Yes, visually and gameplay Technobabylon looks like Gemini Rue's twin brother, but who said it was bad? Even such a conservative genre as a quest tries to find new points of growth, experimenting with mechanics, then with the presentation of history, and a couple of interesting finds in the game are prepared for you. However, at its core, Technobabylon is just a great quest in the cyberpunk setting, and that's enough to get to know it.
There came an echo
Everything flows, everything changes, but the principles of the player's interaction with the game remain unchanged. The usual keyboard, mouse and gamepad have only recently moved off the pedestal thanks to the massive introduction of virtual reality, although before that there were attempts to diversify game interactions, including using voice control.
Yes, with the proliferation of smart speakers and digital assistants, voice control is gradually coming into our lives, but there are not so many video games “sharpened” for this way of interaction. There Came an Echo realizes this method with relative success, and given the futuristic scenery in which setting it is clear, this suits the game perfectly.
The game starts just like the first “Matrix” . Corrin, living in the office, receives a call from a certain Miranda, who, without preamble, says that the protagonist is about to be arrested, and invites him not to hesitate and do what she says.
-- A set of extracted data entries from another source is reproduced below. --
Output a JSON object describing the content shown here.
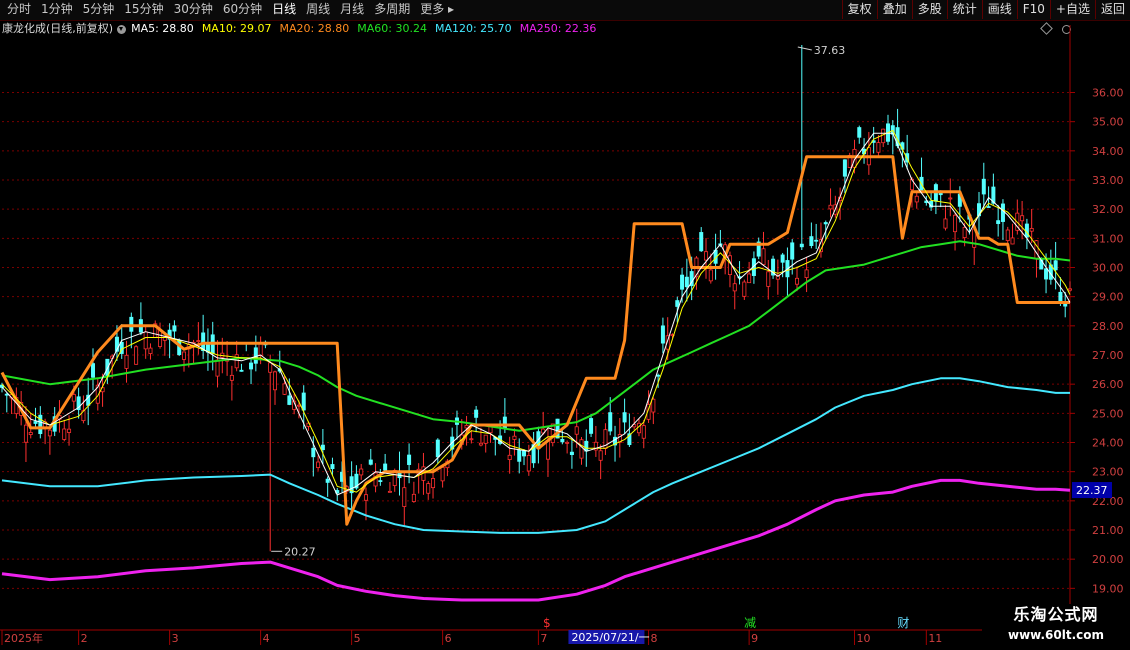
{
  "toolbar": {
    "periods": [
      "分时",
      "1分钟",
      "5分钟",
      "15分钟",
      "30分钟",
      "60分钟",
      "日线",
      "周线",
      "月线",
      "多周期",
      "更多 ▸"
    ],
    "active_index": 6,
    "buttons": [
      "复权",
      "叠加",
      "多股",
      "统计",
      "画线",
      "F10",
      "+自选",
      "返回"
    ]
  },
  "info": {
    "title": "康龙化成(日线,前复权)",
    "ma": [
      {
        "label": "MA5: 28.80",
        "color": "#ffffff"
      },
      {
        "label": "MA10: 29.07",
        "color": "#ffff00"
      },
      {
        "label": "MA20: 28.80",
        "color": "#ff8a1e"
      },
      {
        "label": "MA60: 30.24",
        "color": "#22e022"
      },
      {
        "label": "MA120: 25.70",
        "color": "#44e8ff"
      },
      {
        "label": "MA250: 22.36",
        "color": "#ee22ee"
      }
    ]
  },
  "chart_data": {
    "type": "line",
    "title": "康龙化成(日线,前复权)",
    "ylim": [
      18.6,
      37.8
    ],
    "yticks": [
      19.0,
      20.0,
      21.0,
      22.0,
      23.0,
      24.0,
      25.0,
      26.0,
      27.0,
      28.0,
      29.0,
      30.0,
      31.0,
      32.0,
      33.0,
      34.0,
      35.0,
      36.0
    ],
    "x_months": [
      {
        "label": "2025年",
        "t": 0
      },
      {
        "label": "2",
        "t": 16
      },
      {
        "label": "3",
        "t": 35
      },
      {
        "label": "4",
        "t": 54
      },
      {
        "label": "5",
        "t": 73
      },
      {
        "label": "6",
        "t": 92
      },
      {
        "label": "7",
        "t": 112
      },
      {
        "label": "8",
        "t": 135
      },
      {
        "label": "9",
        "t": 156
      },
      {
        "label": "10",
        "t": 178
      },
      {
        "label": "11",
        "t": 193
      }
    ],
    "cursor_date": "2025/07/21/一",
    "cursor_t": 126,
    "annotations": {
      "high": {
        "label": "37.63",
        "t": 167,
        "price": 37.63
      },
      "low": {
        "label": "20.27",
        "t": 56,
        "price": 20.27
      },
      "last_price": "22.37"
    },
    "events": [
      {
        "label": "$",
        "t": 114,
        "color": "#ff3030"
      },
      {
        "label": "减",
        "t": 156,
        "color": "#22e022"
      },
      {
        "label": "财",
        "t": 188,
        "color": "#66ddff"
      }
    ],
    "series": [
      {
        "name": "MA5",
        "color": "#ffffff",
        "width": 1,
        "x": [
          0,
          6,
          10,
          16,
          20,
          25,
          30,
          35,
          40,
          45,
          50,
          54,
          58,
          62,
          66,
          70,
          74,
          78,
          82,
          86,
          90,
          94,
          98,
          102,
          106,
          110,
          114,
          118,
          122,
          126,
          130,
          134,
          138,
          142,
          146,
          150,
          154,
          158,
          162,
          166,
          170,
          174,
          178,
          182,
          186,
          190,
          194,
          198,
          202,
          206,
          210,
          214,
          218,
          222,
          223
        ],
        "y": [
          25.9,
          24.8,
          24.6,
          25.2,
          25.9,
          27.5,
          27.8,
          27.6,
          27.4,
          26.9,
          26.8,
          27.0,
          26.5,
          25.0,
          23.6,
          22.2,
          22.5,
          23.0,
          22.9,
          22.8,
          23.3,
          24.0,
          24.6,
          24.3,
          23.8,
          23.7,
          24.5,
          24.3,
          23.7,
          23.9,
          24.3,
          25.0,
          27.0,
          29.0,
          30.0,
          30.8,
          29.6,
          30.2,
          29.7,
          30.2,
          30.5,
          32.0,
          33.7,
          34.6,
          34.6,
          33.0,
          32.1,
          32.1,
          31.2,
          32.4,
          31.8,
          31.0,
          30.0,
          29.1,
          28.8
        ]
      },
      {
        "name": "MA10",
        "color": "#ffff00",
        "width": 1,
        "x": [
          0,
          6,
          10,
          16,
          20,
          25,
          30,
          35,
          40,
          45,
          50,
          54,
          58,
          62,
          66,
          70,
          74,
          78,
          82,
          86,
          90,
          94,
          98,
          102,
          106,
          110,
          114,
          118,
          122,
          126,
          130,
          134,
          138,
          142,
          146,
          150,
          154,
          158,
          162,
          166,
          170,
          174,
          178,
          182,
          186,
          190,
          194,
          198,
          202,
          206,
          210,
          214,
          218,
          222,
          223
        ],
        "y": [
          26.0,
          25.0,
          24.6,
          24.9,
          25.6,
          27.2,
          27.6,
          27.6,
          27.3,
          27.0,
          26.9,
          26.9,
          26.6,
          25.4,
          24.0,
          22.5,
          22.3,
          22.8,
          22.9,
          22.8,
          23.1,
          23.8,
          24.4,
          24.3,
          23.9,
          23.7,
          24.2,
          24.2,
          23.8,
          23.8,
          24.1,
          24.7,
          26.5,
          28.6,
          29.8,
          30.5,
          29.8,
          30.0,
          29.8,
          30.0,
          30.3,
          31.6,
          33.4,
          34.4,
          34.7,
          33.4,
          32.3,
          32.2,
          31.4,
          32.2,
          31.9,
          31.2,
          30.3,
          29.4,
          29.07
        ]
      },
      {
        "name": "MA20",
        "color": "#ff8a1e",
        "width": 3,
        "x": [
          0,
          6,
          10,
          15,
          20,
          25,
          28,
          32,
          38,
          42,
          46,
          50,
          56,
          62,
          66,
          70,
          72,
          74,
          76,
          80,
          86,
          90,
          94,
          96,
          98,
          100,
          104,
          108,
          112,
          118,
          122,
          124,
          128,
          130,
          132,
          136,
          140,
          142,
          144,
          146,
          150,
          152,
          154,
          158,
          160,
          164,
          168,
          172,
          176,
          180,
          184,
          186,
          188,
          190,
          194,
          196,
          198,
          200,
          204,
          206,
          208,
          210,
          212,
          214,
          218,
          223
        ],
        "y": [
          26.4,
          24.5,
          24.5,
          25.8,
          27.1,
          28.0,
          28.0,
          28.0,
          27.2,
          27.4,
          27.4,
          27.4,
          27.4,
          27.4,
          27.4,
          27.4,
          21.2,
          22.0,
          22.6,
          23.0,
          23.0,
          23.0,
          23.4,
          24.0,
          24.6,
          24.6,
          24.6,
          24.6,
          23.8,
          24.6,
          26.2,
          26.2,
          26.2,
          27.5,
          31.5,
          31.5,
          31.5,
          31.5,
          30.0,
          30.0,
          30.0,
          30.8,
          30.8,
          30.8,
          30.8,
          31.2,
          33.8,
          33.8,
          33.8,
          33.8,
          33.8,
          33.8,
          31.0,
          32.6,
          32.6,
          32.6,
          32.6,
          32.6,
          31.0,
          31.0,
          30.8,
          30.8,
          28.8,
          28.8,
          28.8,
          28.8
        ]
      },
      {
        "name": "MA60",
        "color": "#22e022",
        "width": 2,
        "x": [
          0,
          10,
          20,
          30,
          40,
          50,
          58,
          62,
          66,
          70,
          74,
          80,
          86,
          90,
          96,
          100,
          104,
          108,
          112,
          116,
          120,
          124,
          128,
          132,
          136,
          140,
          144,
          148,
          152,
          156,
          160,
          164,
          168,
          172,
          176,
          180,
          184,
          188,
          192,
          196,
          200,
          204,
          208,
          212,
          216,
          220,
          223
        ],
        "y": [
          26.3,
          26.0,
          26.2,
          26.5,
          26.7,
          26.9,
          26.8,
          26.6,
          26.3,
          25.9,
          25.6,
          25.3,
          25.0,
          24.8,
          24.7,
          24.6,
          24.5,
          24.4,
          24.5,
          24.6,
          24.7,
          25.0,
          25.5,
          26.0,
          26.5,
          26.8,
          27.1,
          27.4,
          27.7,
          28.0,
          28.5,
          29.0,
          29.5,
          29.9,
          30.0,
          30.1,
          30.3,
          30.5,
          30.7,
          30.8,
          30.9,
          30.8,
          30.6,
          30.4,
          30.3,
          30.3,
          30.24
        ]
      },
      {
        "name": "MA120",
        "color": "#44e8ff",
        "width": 2,
        "x": [
          0,
          10,
          20,
          30,
          40,
          50,
          56,
          60,
          66,
          70,
          76,
          82,
          88,
          96,
          104,
          112,
          120,
          126,
          130,
          136,
          140,
          146,
          152,
          158,
          164,
          170,
          174,
          180,
          186,
          190,
          196,
          200,
          204,
          210,
          216,
          220,
          223
        ],
        "y": [
          22.7,
          22.5,
          22.5,
          22.7,
          22.8,
          22.85,
          22.9,
          22.6,
          22.2,
          21.9,
          21.5,
          21.2,
          21.0,
          20.95,
          20.9,
          20.9,
          21.0,
          21.3,
          21.7,
          22.3,
          22.6,
          23.0,
          23.4,
          23.8,
          24.3,
          24.8,
          25.2,
          25.6,
          25.8,
          26.0,
          26.2,
          26.2,
          26.1,
          25.9,
          25.8,
          25.7,
          25.7
        ]
      },
      {
        "name": "MA250",
        "color": "#ee22ee",
        "width": 3,
        "x": [
          0,
          10,
          20,
          30,
          40,
          50,
          56,
          60,
          66,
          70,
          76,
          82,
          88,
          96,
          104,
          112,
          120,
          126,
          130,
          136,
          140,
          146,
          152,
          158,
          164,
          170,
          174,
          180,
          186,
          190,
          196,
          200,
          204,
          210,
          216,
          220,
          223
        ],
        "y": [
          19.5,
          19.3,
          19.4,
          19.6,
          19.7,
          19.85,
          19.9,
          19.7,
          19.4,
          19.1,
          18.9,
          18.75,
          18.65,
          18.6,
          18.6,
          18.6,
          18.8,
          19.1,
          19.4,
          19.7,
          19.9,
          20.2,
          20.5,
          20.8,
          21.2,
          21.7,
          22.0,
          22.2,
          22.3,
          22.5,
          22.7,
          22.7,
          22.6,
          22.5,
          22.4,
          22.4,
          22.36
        ]
      }
    ]
  },
  "watermark": {
    "line1": "乐淘公式网",
    "line2": "www.60lt.com"
  }
}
After a successful escape from the clutches of the invaders, the game smoothly transforms into a tactical strategy, and the voice control refreshes the classic genre quite well.
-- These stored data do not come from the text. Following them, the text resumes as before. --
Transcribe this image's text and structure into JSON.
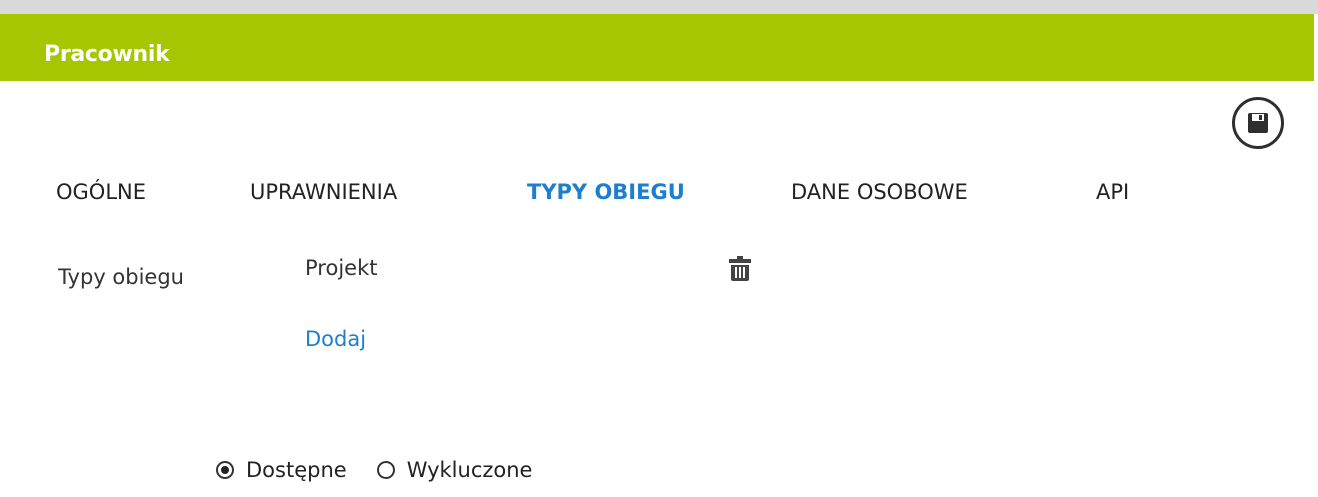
{
  "header": {
    "title": "Pracownik",
    "background_color": "#a5c600"
  },
  "toolbar": {
    "save_icon": "floppy-disk-icon"
  },
  "tabs": [
    {
      "label": "OGÓLNE",
      "active": false
    },
    {
      "label": "UPRAWNIENIA",
      "active": false
    },
    {
      "label": "TYPY OBIEGU",
      "active": true
    },
    {
      "label": "DANE OSOBOWE",
      "active": false
    },
    {
      "label": "API",
      "active": false
    }
  ],
  "accent_color": "#1e7fd0",
  "form": {
    "label": "Typy obiegu",
    "items": [
      {
        "name": "Projekt",
        "action_icon": "trash-icon"
      }
    ],
    "add_link": "Dodaj"
  },
  "filter": {
    "options": [
      {
        "label": "Dostępne",
        "selected": true
      },
      {
        "label": "Wykluczone",
        "selected": false
      }
    ]
  }
}
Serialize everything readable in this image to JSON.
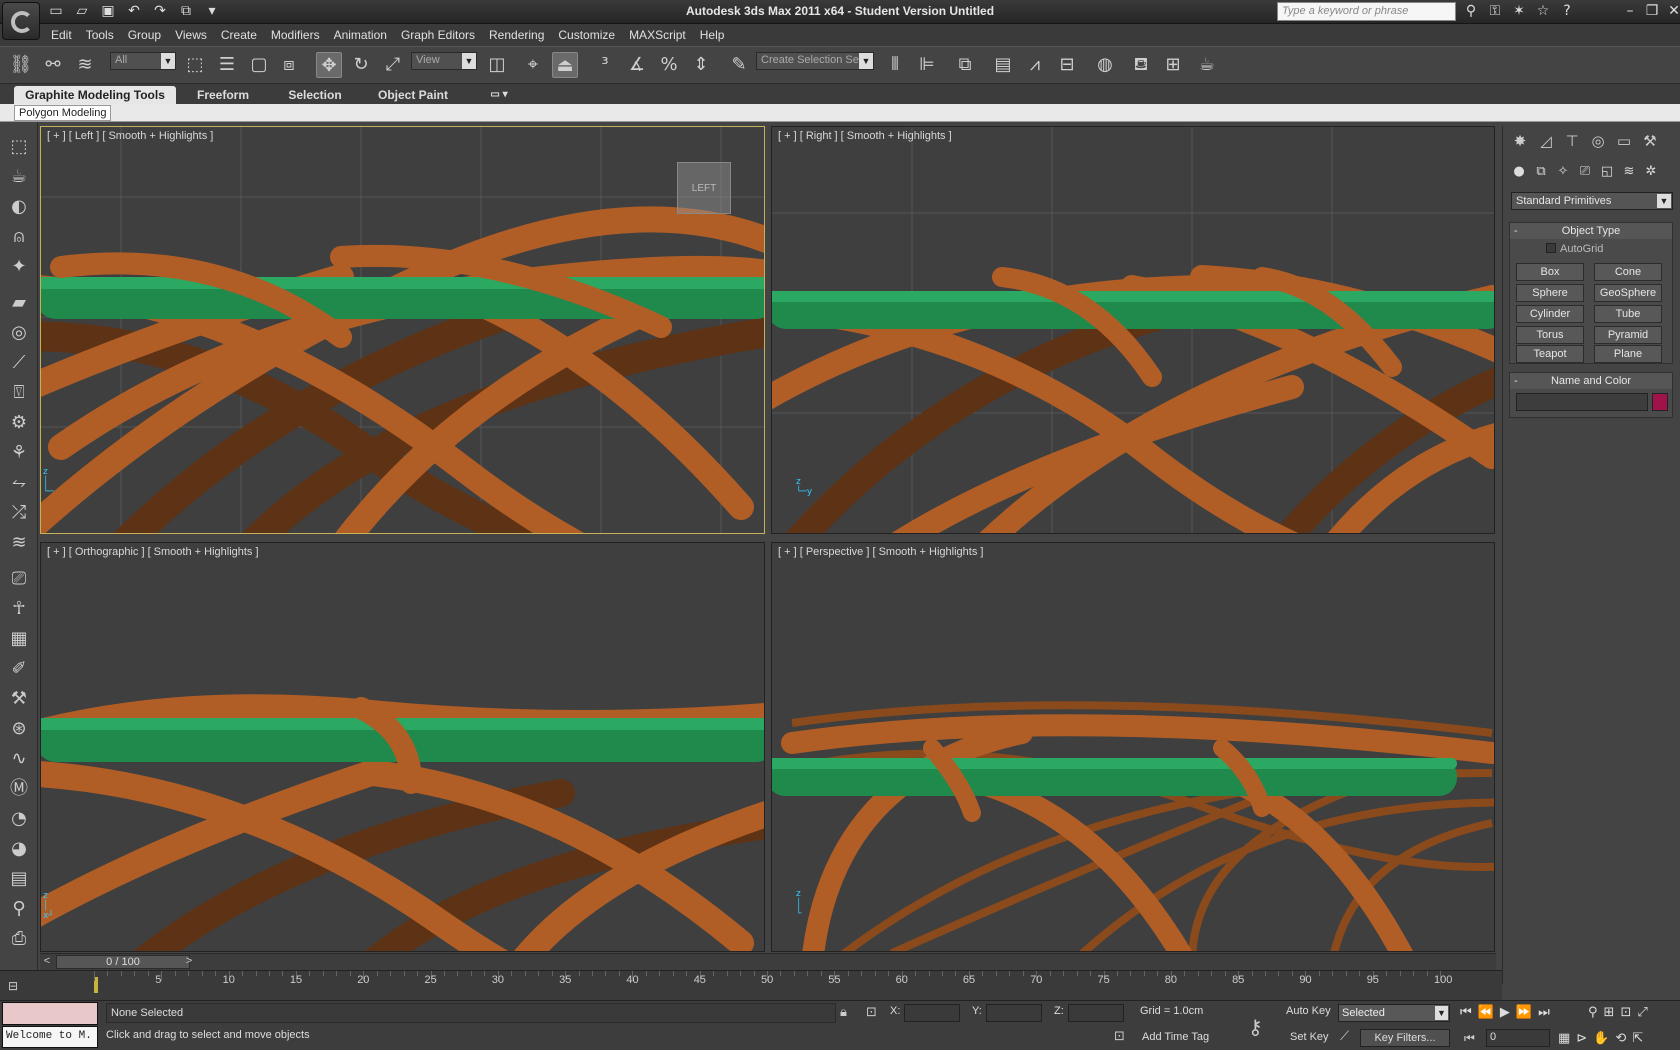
{
  "app": {
    "title": "Autodesk 3ds Max  2011 x64  - Student Version   Untitled",
    "search_placeholder": "Type a keyword or phrase"
  },
  "menu": [
    "Edit",
    "Tools",
    "Group",
    "Views",
    "Create",
    "Modifiers",
    "Animation",
    "Graph Editors",
    "Rendering",
    "Customize",
    "MAXScript",
    "Help"
  ],
  "toolbar": {
    "selection_filter": "All",
    "ref_coord": "View",
    "named_selection": "Create Selection Se"
  },
  "ribbon": {
    "tabs": [
      "Graphite Modeling Tools",
      "Freeform",
      "Selection",
      "Object Paint"
    ],
    "subtab": "Polygon Modeling"
  },
  "viewports": {
    "left": "[ + ] [ Left ] [ Smooth + Highlights ]",
    "right": "[ + ] [ Right ] [ Smooth + Highlights ]",
    "ortho": "[ + ] [ Orthographic ] [ Smooth + Highlights ]",
    "persp": "[ + ] [ Perspective ] [ Smooth + Highlights ]",
    "viewcube": "LEFT"
  },
  "command_panel": {
    "dropdown": "Standard Primitives",
    "object_type": "Object Type",
    "autogrid": "AutoGrid",
    "buttons": [
      "Box",
      "Cone",
      "Sphere",
      "GeoSphere",
      "Cylinder",
      "Tube",
      "Torus",
      "Pyramid",
      "Teapot",
      "Plane"
    ],
    "name_color": "Name and Color",
    "object_color": "#a0134a"
  },
  "timeline": {
    "slider": "0 / 100",
    "ticks": [
      "5",
      "10",
      "15",
      "20",
      "25",
      "30",
      "35",
      "40",
      "45",
      "50",
      "55",
      "60",
      "65",
      "70",
      "75",
      "80",
      "85",
      "90",
      "95",
      "100"
    ]
  },
  "status": {
    "selection": "None Selected",
    "prompt": "Click and drag to select and move objects",
    "maxscript": "Welcome to M.",
    "x_label": "X:",
    "y_label": "Y:",
    "z_label": "Z:",
    "grid": "Grid = 1.0cm",
    "add_time_tag": "Add Time Tag",
    "auto_key": "Auto Key",
    "set_key": "Set Key",
    "key_mode": "Selected",
    "key_filters": "Key Filters...",
    "frame": "0"
  }
}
It is clear that giving orders to something other than controllers is rather unusual, but the game allows you to feel yourself in the shoes of a conventional Tank from the same “Matrix” . In a couple of hours you will be chasing commands like “At my signal, Corrin moves to point Alpha-4, Miranda – to Foxtrot-1 and opens fire” as if you have been doing this all your life.
Well, if all these experiments you are not interested, no one stops to take a good old mouse and simply enjoy a good story in the cybernetic decoration under the magnificent music of Ronald Jenkins (Ronald Jenkins). But I categorically do not recommend switching to a mouse – the game is not difficult, the pace of what is happening is noticeably slowed down so that the player has time to give voice commands, and it works great for immersion. ***
Of course, this list is far from complete. Dozens of unknown and possibly great games are safely buried in the vast bins of itch.io and Steam directories. And they will vegetate there and further until someone tells about them. We find something ourselves and present it to you in Refand, but it's time to tell about the rest right here and now, in the comments.